In the aftermath of the scandal, a succession of whitewash enquiries – one, typically, led by a figure so parti pris it was described as ‘like putting Dracula in charge of the bloodbank’ – sought to play down the significance of these exchanges. But this was more than a case of just ordinary decent scientists, being human, expressing reasonable doubt about their field. These were men behaving more like political activists than dispassionate seekers after truth.
They were shown: contriving to destroy inconvenient data in order to evade FOI inquiries; attempting to shut down scientific journals which published studies unhelpful to their cause; viciously bullying dissenters; even trying to rewrite history, for example, to erase the widely recognised Medieval Warming Period.
True, Climategate did not offer definitive proof that the man-made climate scare is fabricated. But it did prove something very nearly as important: that the doom-laden grand narrative about climate change which teachers use to frighten children, which politicians use to justify more taxes and regulations, and which crony capitalists use to say ‘subsidise my planet-saving wind farm’ is based on a prospectus so flimsy that if an insurance salesman tried touting it on your doorstep you’d tell him just where he could shove it.
All that money we throw at ‘combating’ climate change – conservatively estimated a few years back at $1.5 trillion per annum – may well be a total waste. Sure ‘global warming’ might be a deadly threat – but if we’re going to use the ‘precautionary principle’ excuse so might lots of things, including alien invasion. Does that mean, we should divert two per cent of the global economy towards dotting the planet with anti-alien death lasers, just on the off chance?
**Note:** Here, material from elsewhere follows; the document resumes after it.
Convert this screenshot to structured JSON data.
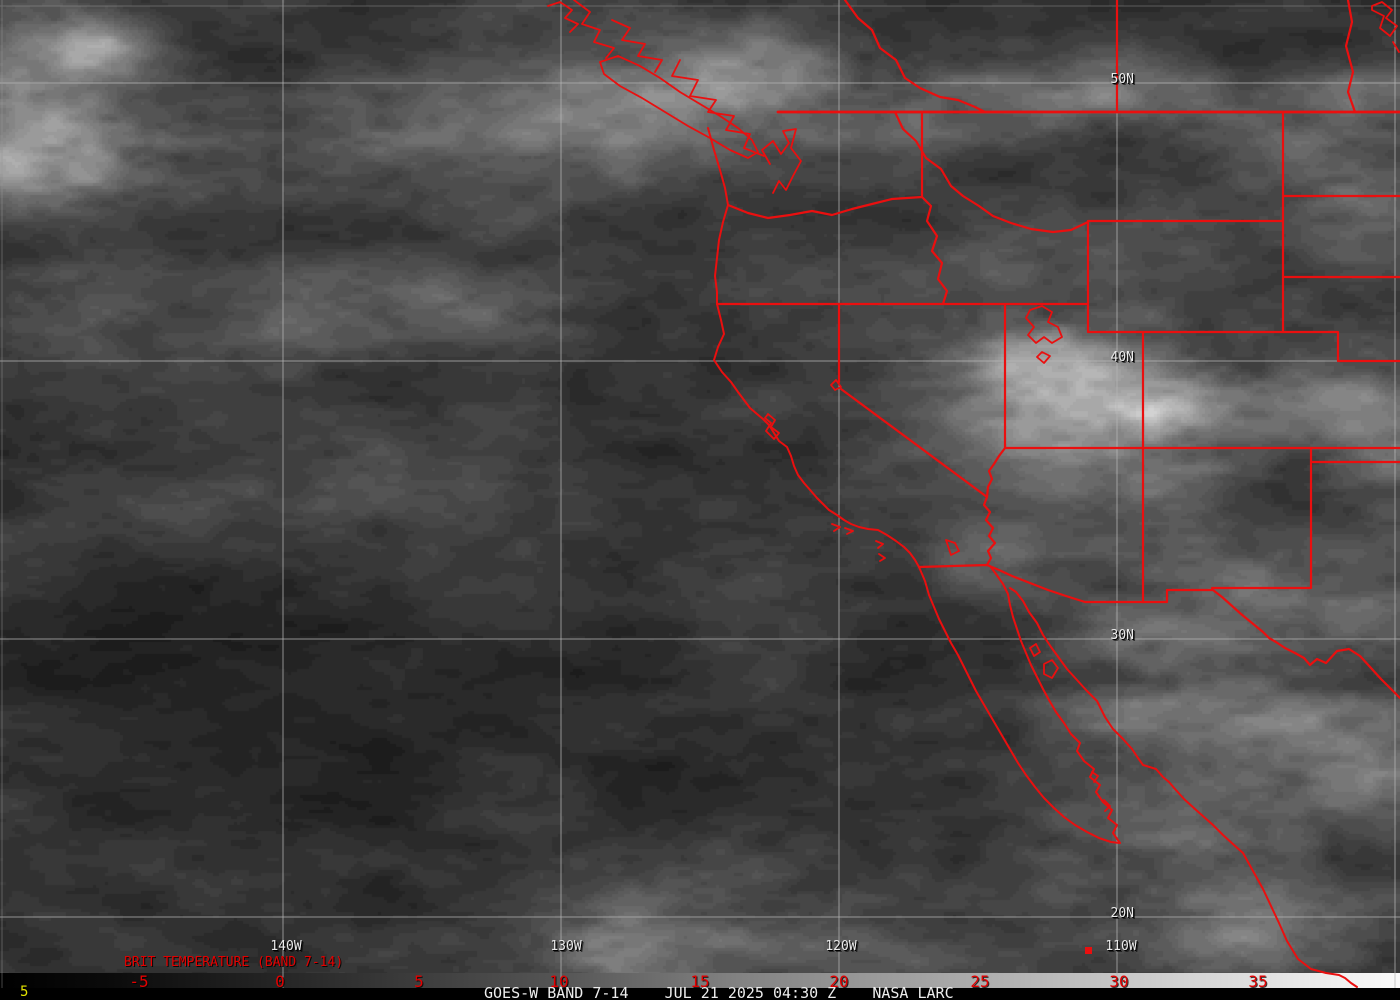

If you’d asked me at the time of Climategate whether I’d still be writing about this stuff ten years hence I would have said: ‘No! God, no! The caravan will have moved on by then.’ But it hasn’t, has it? Instead it has accumulated more baggage, more freeloaders. In fact, by some bizarre inversion of logic, the less and less credible the evidence for the great global warming scare, the bigger and noisier and more powerful the Climate Industrial Complex has grown.
Though I did once write a book which psychoanalysed this phenomenon – it’s a mix of ‘follow the money’ greed, self-flagellating Gaia-worship which has filled the gap vacated by Christianity, and puritanical, misanthropic leftist control-freakery – I still find it extraordinary that this craziness has taken such a grip on our culture. Why on earth do we allow the unwashed hippy loons and overindulged trustafarians of Extinction Rebellion to block our streets? How come our chief arbiter of what to think about the environment is now a pig-tailed 16-year old autistic school drop-out from Sweden who probably got her climate facts from Ice Age 2?
Right now, the struggle against this nonsense seems pretty hopeless. But we sceptics do have at least two things on our side – time and economics. Time is doing us a favour by showing that none of the alarmists’ doomsday predictions are coming to pass. Economics – from the blackouts in South Australia caused by excessive reliance on renewables (aka unreliables) to the current riots and demonstrations taking place from France and the Netherlands to Chile over their governments’ green policies – suggest that common sense will prevail in the end. Bloody hell, though – taking its time, isn’t it?